2 — Give Yourself Permission To Limit Your Availability
There are some holiday celebrations we do not want to attend, however we are obligated to be there for family or business reasons. When someone is new in sobriety or recovery, it is suggested that individuals arrive at the party or celebration late and leave early, which minimizes their exposure to drinking and helps the person with avoiding picking up the “first drink.” This technique is useful to everyone either in recovery or not. By arriving a little later at a party and leaving a little earlier, individuals can lessen their feelings of being uncomfortable with situations and individuals that we would rather avoid.
3 — Respect Your Personal Boundary
It is not necessary to attend every gathering and party. When we try to make every event or gathering, we can easily become overwhelmed and stressed which may lead to irritation and conflict. It is ok, to say no. I call this a good protective boundary. “No” is an answer that allows us to establish a healthy and protective boundary as well as maintain good self care.

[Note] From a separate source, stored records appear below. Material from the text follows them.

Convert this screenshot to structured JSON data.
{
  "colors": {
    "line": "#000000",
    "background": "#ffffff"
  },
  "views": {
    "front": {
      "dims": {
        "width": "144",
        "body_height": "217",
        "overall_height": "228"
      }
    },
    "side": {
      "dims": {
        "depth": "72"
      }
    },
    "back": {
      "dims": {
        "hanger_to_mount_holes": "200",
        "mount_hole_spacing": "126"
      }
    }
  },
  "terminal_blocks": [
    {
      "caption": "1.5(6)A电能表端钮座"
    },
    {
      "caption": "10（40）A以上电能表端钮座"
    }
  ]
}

4 — Avoid Drinking In Excess
During this time of holiday celebrations, alcohol is common and can be an enjoyable part of the celebration. When people drink to excess their inhibitions are lowered and this is when inappropriate comments or behaviors occur and impact relationships and the celebration atmosphere. Less is always better when drinking alcohol and this helps to reduce the risk that we may harm relationships or cause even more harm to ourselves physically and emotionally.
As the holiday season continues, I will write about good self care and nurturing our relationships. I will also write a blog on this time of the year is not always a time of celebration and joy for everyone. Many individuals are alone and burdened with problems that prevent them from celebrating and enjoying the season. I will provide some suggestions and ideas that may help to lessen the pain for these individuals.